What do you DO all day?

Bonnie Alger

“What do you DO all day?” is The Lawrentian’s new, weekly profile series. This term, we will be featuring some of Lawrence’s student deans.”Typical days” cease to exist in the world if your name happens to be Marti Hemwall. In between meetings with students about academic issues and meetings with faculty concerning policies, Hemwall, a veteran Lawrentian, occasionally wonders how she finds time to eat and sleep.

Chicago native Hemwall has been a member of the Lawrence University faculty since 1988. Dean Hemwall is known to students primarily as the current Dean of Student Academic Services, as well as an associate professor of anthropology. She claims to enjoy both positions, as “they use different parts of my brain.” The administrative position involves more “detailed” work, and forces her to “be efficient and effective” while still allowing her to meet frequently with students individually.

She regularly handles all student academic issues, including off-campus studies, transfer credit, problems with instructors and advisors, student-designed majors, and “students at risk.” Along with these responsibilities, she is a member of the Faculty Sub-Committee on Administration, which reviews student petitions for grade changes, and is a member of both the Ethnic Studies and Gender Studies steering committees. “That’s the memo side of my brain!” she jokes. Teaching allows her to be more reflective and philosophical, and “in touch with the rhythm of the university.”

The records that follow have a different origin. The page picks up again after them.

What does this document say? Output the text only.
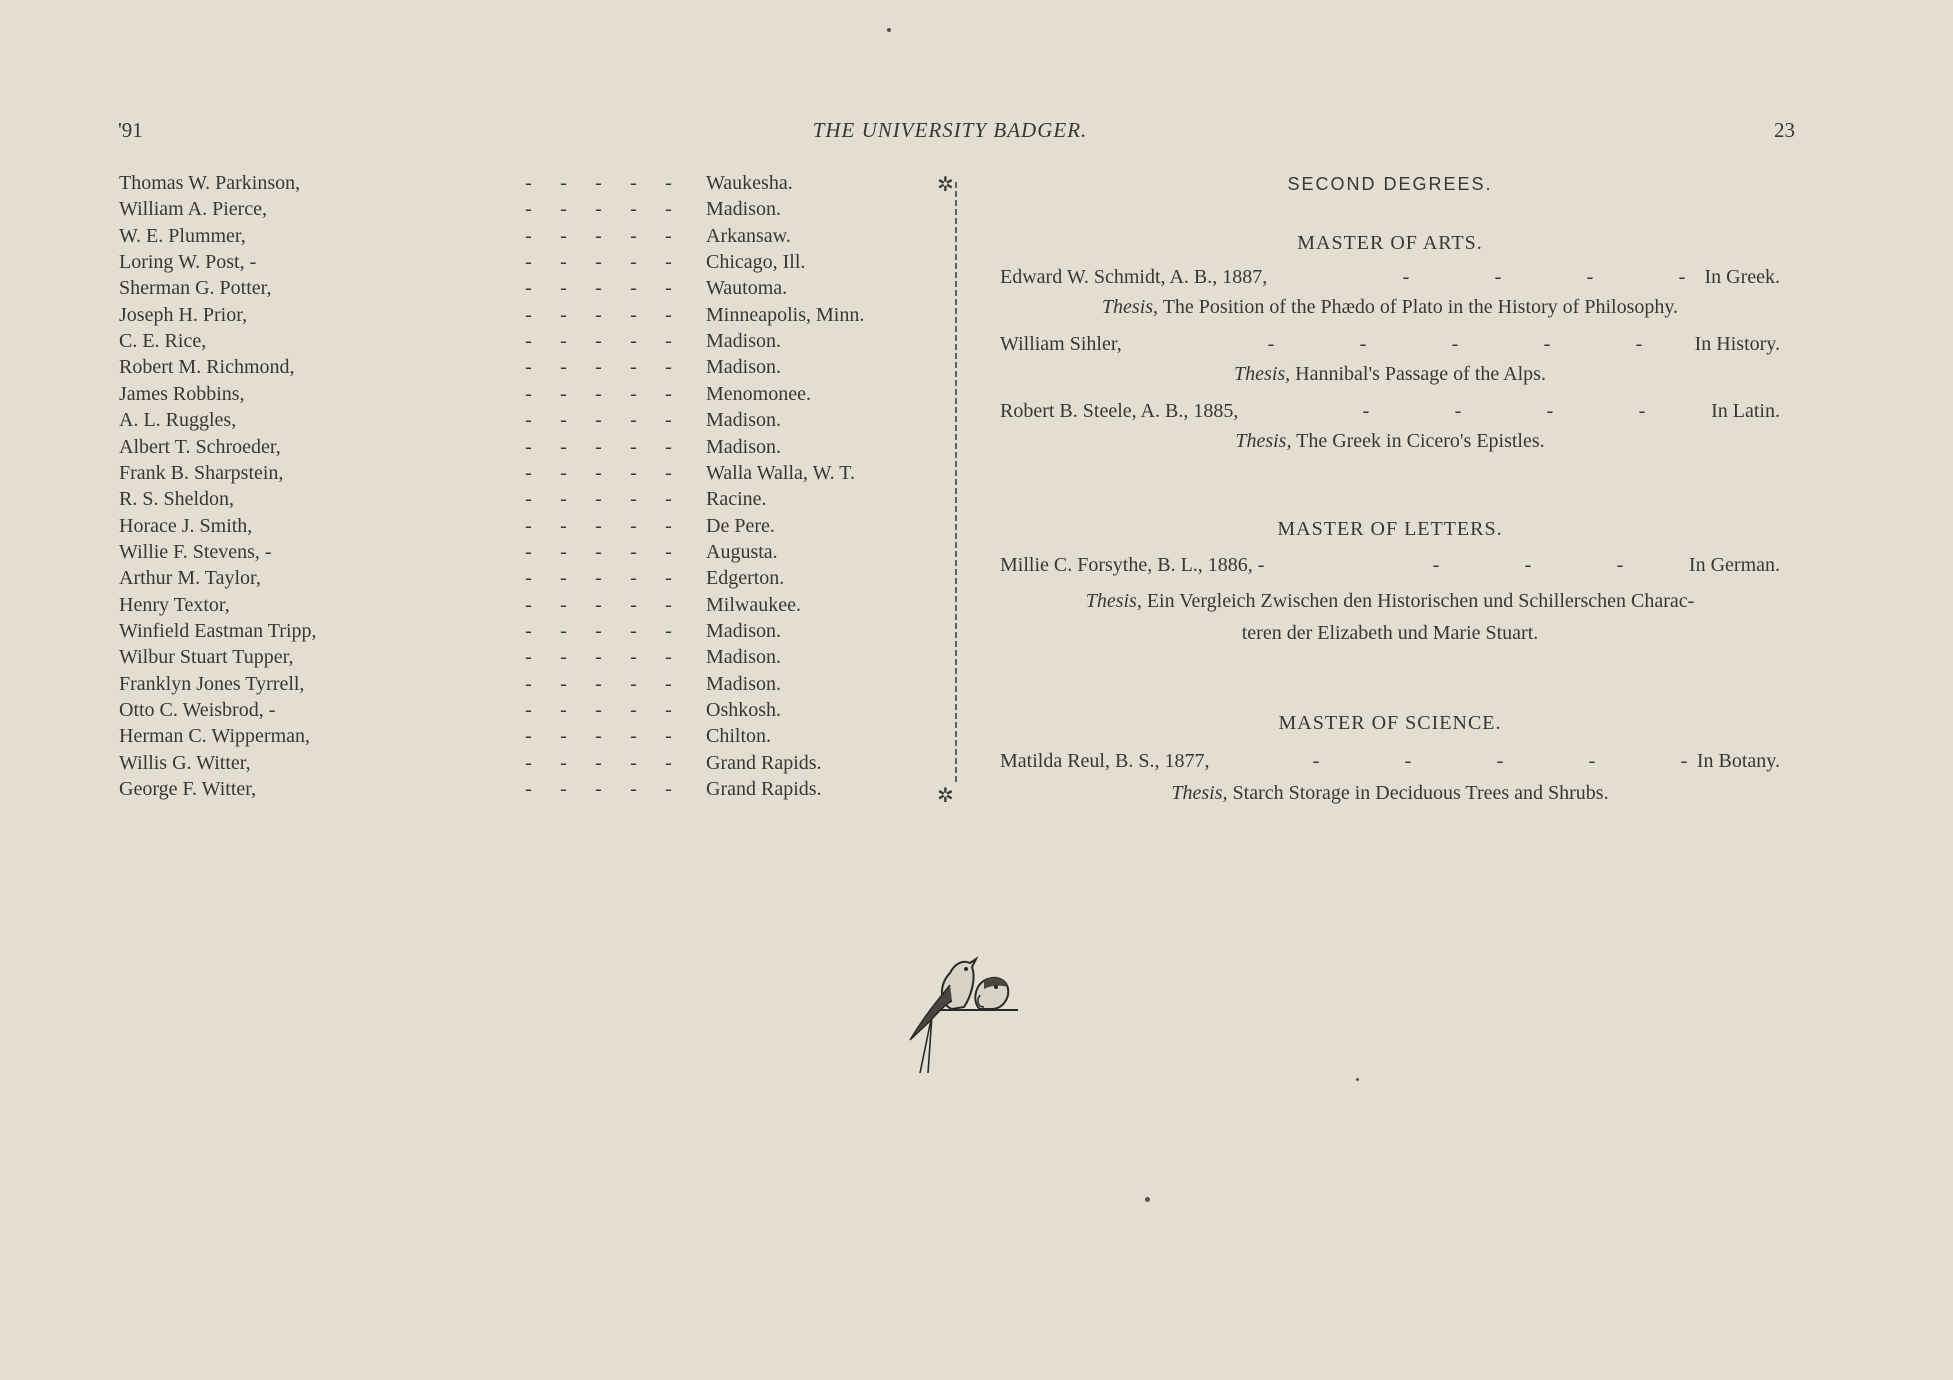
'91	THE UNIVERSITY BADGER.	23
Thomas W. Parkinson,	- - - - -	Waukesha.
William A. Pierce,	- - - - -	Madison.
W. E. Plummer,	- - - - -	Arkansaw.
Loring W. Post, -	- - - - -	Chicago, Ill.
Sherman G. Potter,	- - - - -	Wautoma.
Joseph H. Prior,	- - - - -	Minneapolis, Minn.
C. E. Rice,	- - - - -	Madison.
Robert M. Richmond,	- - - - -	Madison.
James Robbins,	- - - - -	Menomonee.
A. L. Ruggles,	- - - - -	Madison.
Albert T. Schroeder,	- - - - -	Madison.
Frank B. Sharpstein,	- - - - -	Walla Walla, W. T.
R. S. Sheldon,	- - - - -	Racine.
Horace J. Smith,	- - - - -	De Pere.
Willie F. Stevens, -	- - - - -	Augusta.
Arthur M. Taylor,	- - - - -	Edgerton.
Henry Textor,	- - - - -	Milwaukee.
Winfield Eastman Tripp,	- - - - -	Madison.
Wilbur Stuart Tupper,	- - - - -	Madison.
Franklyn Jones Tyrrell,	- - - - -	Madison.
Otto C. Weisbrod, -	- - - - -	Oshkosh.
Herman C. Wipperman,	- - - - -	Chilton.
Willis G. Witter,	- - - - -	Grand Rapids.
George F. Witter,	- - - - -	Grand Rapids.
✲
✲
SECOND DEGREES.
MASTER OF ARTS.
Edward W. Schmidt, A. B., 1887,	-	-	-	- In Greek.
Thesis, The Position of the Phædo of Plato in the History of Philosophy.
William Sihler,	-	-	-	-	-	In History.
Thesis, Hannibal's Passage of the Alps.
Robert B. Steele, A. B., 1885,	-	-	-	-	In Latin.
Thesis, The Greek in Cicero's Epistles.
MASTER OF LETTERS.
Millie C. Forsythe, B. L., 1886, -	-	-	-	In German.
Thesis, Ein Vergleich Zwischen den Historischen und Schillerschen Charac-
teren der Elizabeth und Marie Stuart.
MASTER OF SCIENCE.
Matilda Reul, B. S., 1877,	-	-	-	-	- In Botany.
Thesis, Starch Storage in Deciduous Trees and Shrubs.
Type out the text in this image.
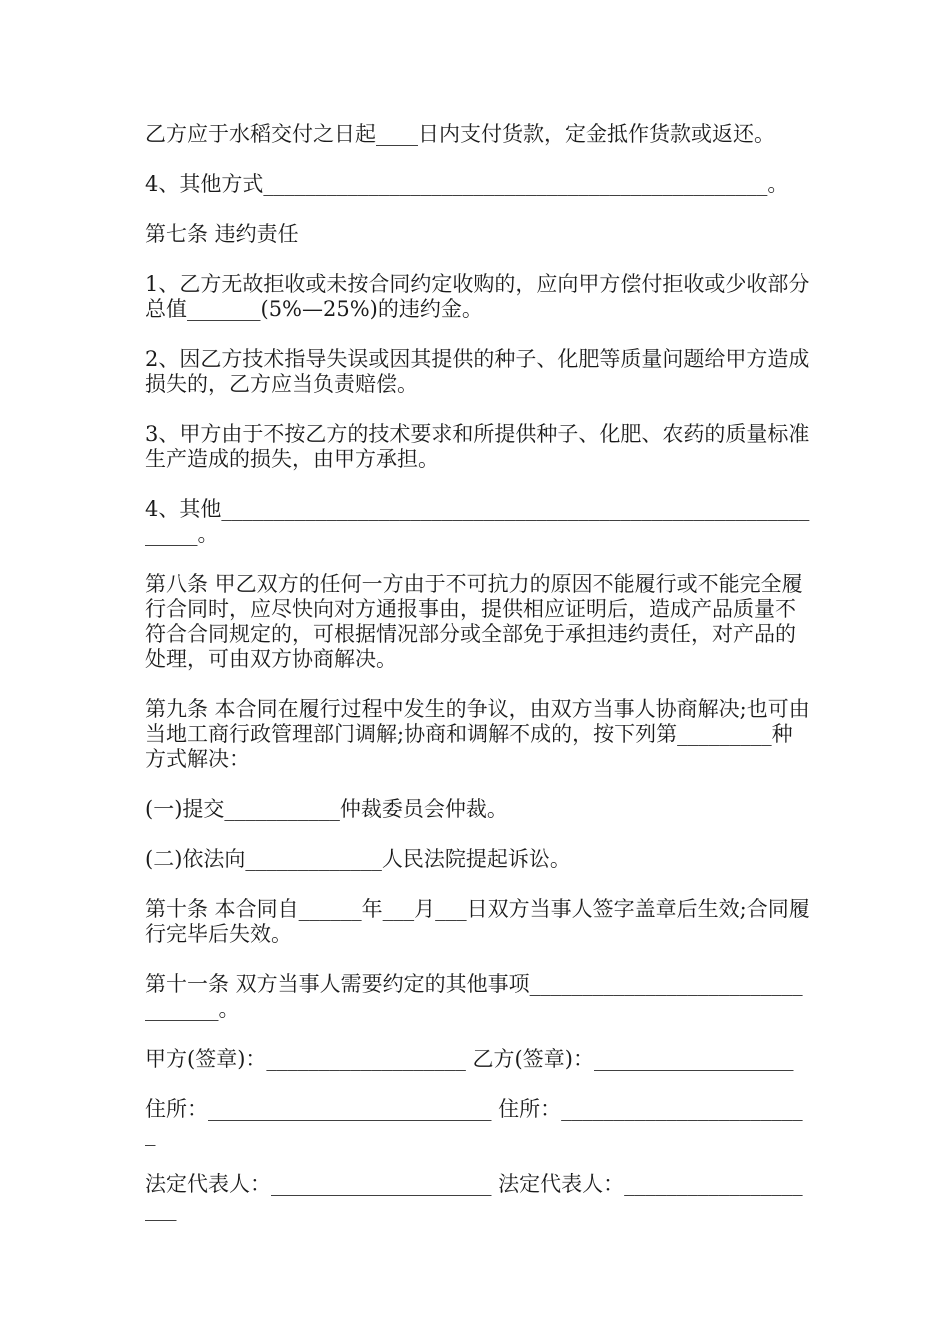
乙方应于水稻交付之日起____日内支付货款，定金抵作货款或返还。

4、其他方式________________________________________________。

第七条 违约责任

1、乙方无故拒收或未按合同约定收购的，应向甲方偿付拒收或少收部分总值_______(5%—25%)的违约金。

2、因乙方技术指导失误或因其提供的种子、化肥等质量问题给甲方造成损失的，乙方应当负责赔偿。

3、甲方由于不按乙方的技术要求和所提供种子、化肥、农药的质量标准生产造成的损失，由甲方承担。

4、其他_____________________________________________________________。

第八条 甲乙双方的任何一方由于不可抗力的原因不能履行或不能完全履行合同时，应尽快向对方通报事由，提供相应证明后，造成产品质量不符合合同规定的，可根据情况部分或全部免于承担违约责任，对产品的处理，可由双方协商解决。

第九条 本合同在履行过程中发生的争议，由双方当事人协商解决;也可由当地工商行政管理部门调解;协商和调解不成的，按下列第_________种方式解决：

(一)提交___________仲裁委员会仲裁。

(二)依法向_____________人民法院提起诉讼。

第十条 本合同自______年___月___日双方当事人签字盖章后生效;合同履行完毕后失效。

第十一条 双方当事人需要约定的其他事项_________________________________。

甲方(签章)：___________________ 乙方(签章)：___________________

住所：___________________________ 住所：________________________

法定代表人：_____________________ 法定代表人：____________________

As the mother of two college-aged children, Hemwall says that her own children help her relate to students. Hemwall adds, “Of course, when I started working here, I had little kids, so I was younger and closer to the age of the college students!”

During her Lawrentian college years, Hemwall thought she would pursue English or theater. “I didn’t know what anthropology was until college!” she said. But once she took an introductory class in the department she was hooked, and ended up completing an interdisciplinary major combining anthropology and psychology, the first ever student-designed major at Lawrence. Her self-designed choice of study seemed to suit her personality the best. “I was very committed to trying to make a difference in the world,” she explained.

One of Dean Hemwall’s main interests is urban anthropology. As an undergraduate, she student-taught through the Urban Education program, and has since been an advisor to that program. Her other major interest lies in academic advising, and she stressed the importance of having a positive advisor/advisee relationship. “It’s the one place where student and advisor talk about the mission of the school,” she says of advisor/advisee meetings. She just recently finished editing a monograph titled, “Advising is Learning: Academic Advising in Small Colleges and Universities” and remarks that, “Advising keeps you in touch with the university.”

When asked what her advice to students would be, Hemwall replied, “Take time off from school after college… think about what you want to accomplish, who you are, and what your values are.” From such a multi-faceted woman, it sounds like a great suggestion.